0

I am attempting to make an update query run faster in Postgres. The query is relatively simple and I have busted it up to spread it across all of the CPU's on my database server.

UPDATE p797.line a SET p = 5 FROM p797.pt b WHERE a.source = b.node AND a.id >= 0 and a.id < 40000000

where "0" and "40000000" are replaced with different values as you move through all the rows in the table. The "line" table has 1.3 billion records and the pt table has 500 million.

Right now this process runs in about 16 hours. I have other update queries that I need to perform and if each takes 16 hours, the results will take weeks to acquire.

I found something interesting that I would like to try, but am unsure if it can be implemented in my case as I am running queries over a Network.

Slow simple update query on PostgreSQL database with 3 million rows

Here, Le Droid makes reference to COPY, a method which I believe I cannot employ as I am running over a network. They also use BUFFER, of which I do not understand how to employ. Also, both my tables reside in the same database, not as the combination database table and CSV. How can I massage my query to get the gains that @Le Droid mentions? Is there another methodology that I can employ to see time gains? I did see Le Droid mention that HOT only sees marginal gains with lots of cost. Other methods?

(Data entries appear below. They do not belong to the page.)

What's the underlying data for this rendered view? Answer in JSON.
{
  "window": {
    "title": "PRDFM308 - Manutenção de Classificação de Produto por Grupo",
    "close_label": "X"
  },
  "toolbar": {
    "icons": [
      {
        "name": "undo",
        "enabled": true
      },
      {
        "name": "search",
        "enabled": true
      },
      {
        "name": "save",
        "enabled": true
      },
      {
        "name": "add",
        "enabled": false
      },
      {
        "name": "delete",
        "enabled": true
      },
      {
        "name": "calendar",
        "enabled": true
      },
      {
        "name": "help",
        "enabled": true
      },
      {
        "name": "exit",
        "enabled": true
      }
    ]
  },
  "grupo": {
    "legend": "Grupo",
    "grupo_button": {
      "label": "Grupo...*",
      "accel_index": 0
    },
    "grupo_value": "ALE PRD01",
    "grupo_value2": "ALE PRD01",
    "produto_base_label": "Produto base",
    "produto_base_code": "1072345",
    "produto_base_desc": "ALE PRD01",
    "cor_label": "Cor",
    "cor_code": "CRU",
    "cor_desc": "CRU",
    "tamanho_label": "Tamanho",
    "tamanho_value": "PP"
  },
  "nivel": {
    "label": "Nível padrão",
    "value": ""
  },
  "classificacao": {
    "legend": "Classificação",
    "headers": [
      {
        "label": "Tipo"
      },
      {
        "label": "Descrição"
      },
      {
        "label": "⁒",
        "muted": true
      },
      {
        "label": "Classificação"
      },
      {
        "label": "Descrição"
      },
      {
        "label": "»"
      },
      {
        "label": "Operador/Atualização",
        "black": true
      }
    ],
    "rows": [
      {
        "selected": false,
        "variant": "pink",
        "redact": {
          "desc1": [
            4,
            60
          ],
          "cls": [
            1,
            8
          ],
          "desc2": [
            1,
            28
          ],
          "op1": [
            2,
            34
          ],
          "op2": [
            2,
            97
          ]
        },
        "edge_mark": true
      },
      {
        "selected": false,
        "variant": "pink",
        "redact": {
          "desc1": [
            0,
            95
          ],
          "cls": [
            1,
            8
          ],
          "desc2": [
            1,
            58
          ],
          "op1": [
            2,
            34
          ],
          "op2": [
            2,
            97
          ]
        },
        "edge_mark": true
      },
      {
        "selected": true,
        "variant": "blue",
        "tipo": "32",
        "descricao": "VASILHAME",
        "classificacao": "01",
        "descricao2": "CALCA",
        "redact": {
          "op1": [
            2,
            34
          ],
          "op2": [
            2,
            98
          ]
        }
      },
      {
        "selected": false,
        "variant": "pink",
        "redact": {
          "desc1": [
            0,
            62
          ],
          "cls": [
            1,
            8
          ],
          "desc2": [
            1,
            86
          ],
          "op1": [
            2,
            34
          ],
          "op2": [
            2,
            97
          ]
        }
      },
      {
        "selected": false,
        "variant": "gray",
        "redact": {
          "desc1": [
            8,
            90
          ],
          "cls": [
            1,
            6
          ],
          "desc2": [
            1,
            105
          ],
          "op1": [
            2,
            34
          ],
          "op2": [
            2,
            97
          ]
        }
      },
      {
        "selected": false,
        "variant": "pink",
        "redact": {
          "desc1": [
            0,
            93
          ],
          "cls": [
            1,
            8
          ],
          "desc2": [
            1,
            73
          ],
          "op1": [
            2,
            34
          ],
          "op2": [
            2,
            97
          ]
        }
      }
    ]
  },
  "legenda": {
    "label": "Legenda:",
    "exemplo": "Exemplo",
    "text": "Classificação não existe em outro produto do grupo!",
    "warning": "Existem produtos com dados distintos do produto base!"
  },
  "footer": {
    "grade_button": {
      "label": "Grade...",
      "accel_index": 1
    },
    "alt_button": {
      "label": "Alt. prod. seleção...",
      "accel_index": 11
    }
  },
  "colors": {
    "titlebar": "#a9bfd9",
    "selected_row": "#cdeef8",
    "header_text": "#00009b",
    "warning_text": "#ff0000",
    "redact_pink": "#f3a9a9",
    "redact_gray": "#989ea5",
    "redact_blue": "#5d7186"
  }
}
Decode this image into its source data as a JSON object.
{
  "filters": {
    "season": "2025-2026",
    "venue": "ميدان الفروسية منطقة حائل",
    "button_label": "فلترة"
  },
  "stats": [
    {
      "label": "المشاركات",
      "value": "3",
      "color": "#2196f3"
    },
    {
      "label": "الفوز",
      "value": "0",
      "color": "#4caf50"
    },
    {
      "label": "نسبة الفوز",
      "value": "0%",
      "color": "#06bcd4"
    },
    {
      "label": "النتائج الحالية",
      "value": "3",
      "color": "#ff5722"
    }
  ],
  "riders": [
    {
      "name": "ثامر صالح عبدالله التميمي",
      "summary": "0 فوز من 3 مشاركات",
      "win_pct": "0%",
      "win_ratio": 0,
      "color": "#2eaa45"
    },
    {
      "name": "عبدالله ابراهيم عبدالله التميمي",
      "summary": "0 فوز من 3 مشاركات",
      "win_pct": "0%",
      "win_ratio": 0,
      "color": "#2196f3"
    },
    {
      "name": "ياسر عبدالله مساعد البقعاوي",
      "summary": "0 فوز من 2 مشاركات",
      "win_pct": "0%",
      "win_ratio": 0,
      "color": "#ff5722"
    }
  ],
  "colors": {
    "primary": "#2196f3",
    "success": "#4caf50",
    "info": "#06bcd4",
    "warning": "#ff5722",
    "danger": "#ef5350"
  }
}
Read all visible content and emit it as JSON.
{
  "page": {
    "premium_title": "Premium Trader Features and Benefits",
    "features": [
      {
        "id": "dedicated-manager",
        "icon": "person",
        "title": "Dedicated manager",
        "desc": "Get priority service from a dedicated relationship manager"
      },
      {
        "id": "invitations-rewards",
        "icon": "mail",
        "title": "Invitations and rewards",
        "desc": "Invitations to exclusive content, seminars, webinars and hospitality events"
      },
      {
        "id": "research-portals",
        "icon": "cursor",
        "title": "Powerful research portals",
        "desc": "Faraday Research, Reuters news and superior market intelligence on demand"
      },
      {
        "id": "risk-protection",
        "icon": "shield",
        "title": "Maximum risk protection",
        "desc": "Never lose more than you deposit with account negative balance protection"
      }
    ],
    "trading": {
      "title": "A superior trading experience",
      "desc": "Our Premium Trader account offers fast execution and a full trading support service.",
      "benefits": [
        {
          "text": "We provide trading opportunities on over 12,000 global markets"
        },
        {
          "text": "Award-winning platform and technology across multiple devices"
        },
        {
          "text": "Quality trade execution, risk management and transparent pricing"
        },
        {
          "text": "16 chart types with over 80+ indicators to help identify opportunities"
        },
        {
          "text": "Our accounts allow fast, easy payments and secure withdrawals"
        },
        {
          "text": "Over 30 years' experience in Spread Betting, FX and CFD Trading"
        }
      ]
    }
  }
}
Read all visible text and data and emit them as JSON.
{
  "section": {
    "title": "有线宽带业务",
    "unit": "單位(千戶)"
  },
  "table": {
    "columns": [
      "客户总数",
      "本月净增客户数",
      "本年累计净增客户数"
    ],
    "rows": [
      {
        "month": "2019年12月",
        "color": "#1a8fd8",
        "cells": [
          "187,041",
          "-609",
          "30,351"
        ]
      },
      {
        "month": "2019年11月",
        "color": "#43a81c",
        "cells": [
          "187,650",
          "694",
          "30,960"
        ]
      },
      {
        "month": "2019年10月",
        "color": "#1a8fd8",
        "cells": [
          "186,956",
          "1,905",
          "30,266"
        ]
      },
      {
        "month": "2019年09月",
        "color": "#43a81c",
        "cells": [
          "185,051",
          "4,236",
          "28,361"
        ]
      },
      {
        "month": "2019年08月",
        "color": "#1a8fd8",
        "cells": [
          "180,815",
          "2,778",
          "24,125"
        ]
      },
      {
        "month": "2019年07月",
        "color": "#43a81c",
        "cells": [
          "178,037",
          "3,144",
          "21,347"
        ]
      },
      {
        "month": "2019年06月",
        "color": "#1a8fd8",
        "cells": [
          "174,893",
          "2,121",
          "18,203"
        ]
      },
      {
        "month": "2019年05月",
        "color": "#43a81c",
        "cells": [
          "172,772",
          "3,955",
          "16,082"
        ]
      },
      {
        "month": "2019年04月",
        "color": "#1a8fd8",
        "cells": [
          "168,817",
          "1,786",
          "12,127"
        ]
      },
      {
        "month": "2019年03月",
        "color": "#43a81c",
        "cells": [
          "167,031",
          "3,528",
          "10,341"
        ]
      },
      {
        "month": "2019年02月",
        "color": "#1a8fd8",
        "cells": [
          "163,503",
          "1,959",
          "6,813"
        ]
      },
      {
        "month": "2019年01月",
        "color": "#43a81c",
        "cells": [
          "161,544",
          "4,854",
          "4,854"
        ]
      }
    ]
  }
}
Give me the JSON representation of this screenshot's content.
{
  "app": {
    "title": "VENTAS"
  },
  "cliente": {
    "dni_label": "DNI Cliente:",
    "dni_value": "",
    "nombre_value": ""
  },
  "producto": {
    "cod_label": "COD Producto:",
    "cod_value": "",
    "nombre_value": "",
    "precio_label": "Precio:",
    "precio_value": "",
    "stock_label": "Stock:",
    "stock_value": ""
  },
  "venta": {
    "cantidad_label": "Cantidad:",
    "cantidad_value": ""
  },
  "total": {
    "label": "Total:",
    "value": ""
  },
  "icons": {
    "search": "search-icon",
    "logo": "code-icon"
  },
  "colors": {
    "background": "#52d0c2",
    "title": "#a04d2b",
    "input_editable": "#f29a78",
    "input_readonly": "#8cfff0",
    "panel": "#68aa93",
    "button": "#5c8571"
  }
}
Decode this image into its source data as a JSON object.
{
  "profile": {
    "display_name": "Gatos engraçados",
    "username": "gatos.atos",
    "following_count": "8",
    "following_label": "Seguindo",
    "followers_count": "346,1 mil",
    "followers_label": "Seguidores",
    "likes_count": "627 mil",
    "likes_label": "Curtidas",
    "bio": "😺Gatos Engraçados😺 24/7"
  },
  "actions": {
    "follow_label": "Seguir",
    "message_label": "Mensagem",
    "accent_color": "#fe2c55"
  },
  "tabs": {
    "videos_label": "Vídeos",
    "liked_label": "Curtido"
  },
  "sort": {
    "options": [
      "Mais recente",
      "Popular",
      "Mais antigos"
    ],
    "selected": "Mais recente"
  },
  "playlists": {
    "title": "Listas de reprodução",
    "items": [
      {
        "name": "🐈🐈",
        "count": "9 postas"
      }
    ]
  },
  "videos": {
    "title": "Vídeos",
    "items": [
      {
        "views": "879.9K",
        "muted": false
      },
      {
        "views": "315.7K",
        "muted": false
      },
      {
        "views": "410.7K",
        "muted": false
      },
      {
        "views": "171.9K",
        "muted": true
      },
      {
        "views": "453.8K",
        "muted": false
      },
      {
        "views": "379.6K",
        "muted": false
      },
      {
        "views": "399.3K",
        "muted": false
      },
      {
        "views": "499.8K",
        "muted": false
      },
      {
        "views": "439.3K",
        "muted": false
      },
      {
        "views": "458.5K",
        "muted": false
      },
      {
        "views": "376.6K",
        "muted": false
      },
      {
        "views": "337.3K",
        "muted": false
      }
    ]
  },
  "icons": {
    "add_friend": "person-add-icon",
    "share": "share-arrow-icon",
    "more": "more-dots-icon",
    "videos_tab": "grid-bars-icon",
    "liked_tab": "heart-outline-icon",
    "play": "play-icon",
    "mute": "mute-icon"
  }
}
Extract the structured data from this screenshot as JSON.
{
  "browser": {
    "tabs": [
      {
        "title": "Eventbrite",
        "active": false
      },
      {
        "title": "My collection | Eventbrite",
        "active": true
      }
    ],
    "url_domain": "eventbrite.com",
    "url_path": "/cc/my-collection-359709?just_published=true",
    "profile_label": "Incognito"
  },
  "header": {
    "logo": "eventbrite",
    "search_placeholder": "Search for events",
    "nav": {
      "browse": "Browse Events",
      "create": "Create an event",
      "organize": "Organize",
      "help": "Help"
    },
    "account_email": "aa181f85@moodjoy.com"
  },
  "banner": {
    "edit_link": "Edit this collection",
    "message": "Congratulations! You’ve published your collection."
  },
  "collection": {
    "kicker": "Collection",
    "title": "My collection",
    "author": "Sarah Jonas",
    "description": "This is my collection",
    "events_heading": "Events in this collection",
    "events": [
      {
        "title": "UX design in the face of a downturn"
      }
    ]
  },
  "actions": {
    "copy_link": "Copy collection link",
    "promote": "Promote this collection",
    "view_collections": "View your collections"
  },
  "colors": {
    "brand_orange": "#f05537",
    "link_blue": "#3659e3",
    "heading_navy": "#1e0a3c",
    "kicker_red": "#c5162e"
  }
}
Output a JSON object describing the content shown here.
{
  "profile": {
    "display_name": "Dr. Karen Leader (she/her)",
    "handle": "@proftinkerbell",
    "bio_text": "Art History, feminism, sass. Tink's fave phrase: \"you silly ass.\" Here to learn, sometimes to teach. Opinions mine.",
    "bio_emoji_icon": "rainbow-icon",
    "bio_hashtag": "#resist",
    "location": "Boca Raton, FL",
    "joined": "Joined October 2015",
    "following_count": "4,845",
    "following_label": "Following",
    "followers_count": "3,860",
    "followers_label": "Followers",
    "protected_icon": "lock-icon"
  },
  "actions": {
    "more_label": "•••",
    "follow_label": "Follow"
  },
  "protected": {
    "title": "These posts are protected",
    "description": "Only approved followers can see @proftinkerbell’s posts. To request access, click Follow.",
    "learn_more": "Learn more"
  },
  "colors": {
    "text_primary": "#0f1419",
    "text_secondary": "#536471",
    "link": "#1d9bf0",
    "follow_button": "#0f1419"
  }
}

It might also be noteworthy that I am creating the queries in Python and sending them to the Postgres database using psycopg2.

EDIT:

Here is an EXPLAIN on the above statement without the ID limitation:

"Update on line a  (cost=10665536.12..342338721.96 rows=1381265438 width=116)"
"  ->  Hash Join  (cost=10665536.12..342338721.96 rows=1381265438 width=116)"
"        Hash Cond: (a.source= b.node)"
"        ->  Seq Scan on line a  (cost=0.00..52953645.38 rows=1381265438 width=102)"
"        ->  Hash  (cost=8347277.72..8347277.72 rows=126271072 width=22)"
"              ->  Seq Scan on pt b  (cost=0.00..8347277.72 rows=126271072 width=22)"
D_C
  • 370
  • 4
  • 22
  • Is 16 hours for just on chunk, or for all chunks? Please show the EXPLAIN (ANALYZE, BUFFERS) for the largest query that completes in reasonable time, and the EXPLAIN for the query which would update all rows at once. What is your work_mem set to? How much RAM do you have available? – jjanes Nov 15 '19 at 16:57
  • I have 12 cores, 64Gb of RAM. work_mem = "100MB". I am trying to figure out how to run the EXPLAIN(ANALYZE, BUFFERS) SQL – D_C Nov 15 '19 at 18:22
  • `EXPLAIN(ANALYZE, BUFFERS) UPDATE p797.line a SET p = 5 FROM p797.pt b WHERE a.source = b.node AND a.id >= 0 and a.id < 40000000`. Note that this will actually carry out the update. If you run without ANALYZE, it will not carry out the update, just plan out how to do it. – jjanes Nov 15 '19 at 18:50

2 Answers2

0

Frankly I'd extract the data, apply all transformations outside the database, then reload it. So an ETL, but with the E and the L being the same table. The transactional guarantees the database provides do not come cheap, and if I didn't need them I wouldn't want to pay that price in this situation.

jjanes
  • 37,812
  • 5
  • 27
  • 34
0

dropping all indexes from the table you are updating has a tremendous performance enhancement for updates, like 100x faster. Even if the indexes are not related to the columns you are updating or joining on.